TL;DR
LinkedIn is cracking down on AI-generated “slop” by suppressing generic posts from recommendations rather than removing them. The platform claims 94 per cent detection accuracy in early tests, but has shared no data on false positives.
LinkedIn cracks down on AI slop with 94 detection accuracy
LinkedIn is cracking down on AI-generated “slop” by suppressing generic posts from recommendations rather than removing them. The platform claims 94 per cent detection accuracy in early tests, but has shared no data on false positives.TL;DR
If your LinkedIn feed has felt like it was written by one person with 10 million accounts, you are not imagining things. The platform has become a petri dish for AI-generated posts that say nothing while sounding vaguely inspirational. Now LinkedIn says it is doing something about it.
The company announced changes that will target what it calls “AI slop,” low-effort, AI-generated content that may sound polished but offers little original thought or expertise. VP of Product Laura Lorenzetti said the platform is building detection systems trained to distinguish between posts that add genuine perspective and posts that feel repetitive, generic, and empty.
In early tests, LinkedIn says its system correctly flagged generic content 94 per cent of the time. Flagged posts will not be removed. Instead, they will be suppressed from recommendations, meaning they will still be visible to a poster's direct connections but will no longer spread across the wider feed.
The targets are specific. LinkedIn is going after outright engagement bait, recycled “thought leadership” that lacks originality, and posts with obvious AI construction patterns. The company singled out the “it's not X, it's Y” format as one example of the kind of formulaic AI content it plans to demote.
The crackdown extends to comments too. LinkedIn will target bot-generated and generic AI comments that add nothing to a conversation, the kind that read like a ChatGPT summary of the post they are replying to. The platform is also going after automation tools that generate AI content at scale.
There is, however, a deliberate line being drawn. LinkedIn says AI-assisted content is still welcome, provided it contains original ideas or encourages meaningful conversation. The message is not “stop using AI.” It is “stop letting AI do all the thinking for you.”
That distinction will be difficult to enforce consistently. LinkedIn's 94 per cent accuracy claim sounds impressive, but the company has not shared data on false positives. How often legitimate posts get wrongly flagged as slop is anyone's guess.
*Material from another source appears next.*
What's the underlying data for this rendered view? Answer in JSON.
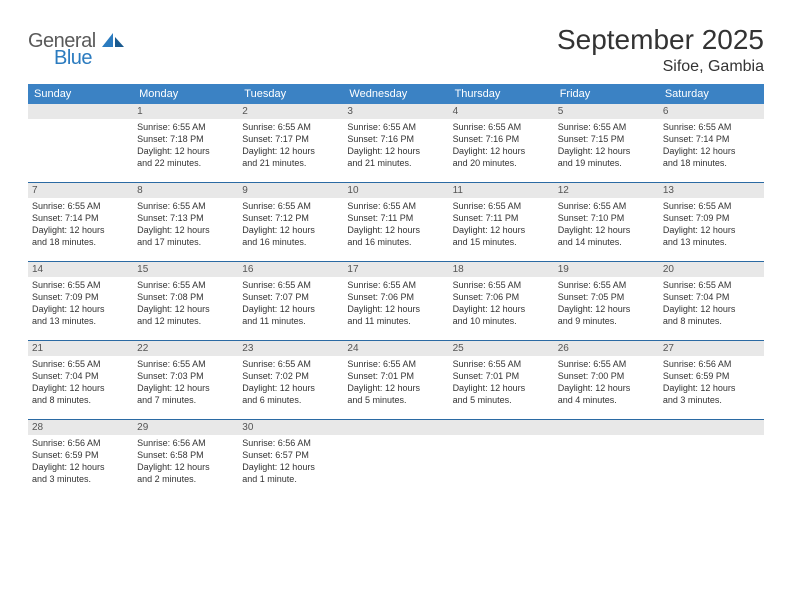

And the platform has not said how quickly the rollout will happen, noting only that it could take several months before users see less low-quality AI material in their feeds.
The move comes as AI-generated content detection is becoming a priority across the tech industry. OpenAI recently adopted C2PA metadata and SynthID watermarks for its image outputs. ByteDance added watermarking and IP guardrails to Seedance 2.0. But text is far harder to fingerprint than images, and LinkedIn's approach, using behavioural signals and stylistic patterns rather than watermarks, is inherently fuzzier.
The irony is hard to miss. LinkedIn is a Microsoft property, and Microsoft is one of the largest investors in OpenAI, the company whose tools produce much of the content LinkedIn now wants to suppress. The platform also offers its own AI writing assistant, which auto-generates post drafts and comment suggestions. It is, in effect, building the firehose and the filter at the same time.
Still, AI-powered content moderation has to start somewhere. LinkedIn's feed problem is real and getting worse. If suppression works, other platforms will follow. If it does not, the company will have publicly admitted that its feed was broken by AI without managing to fix it.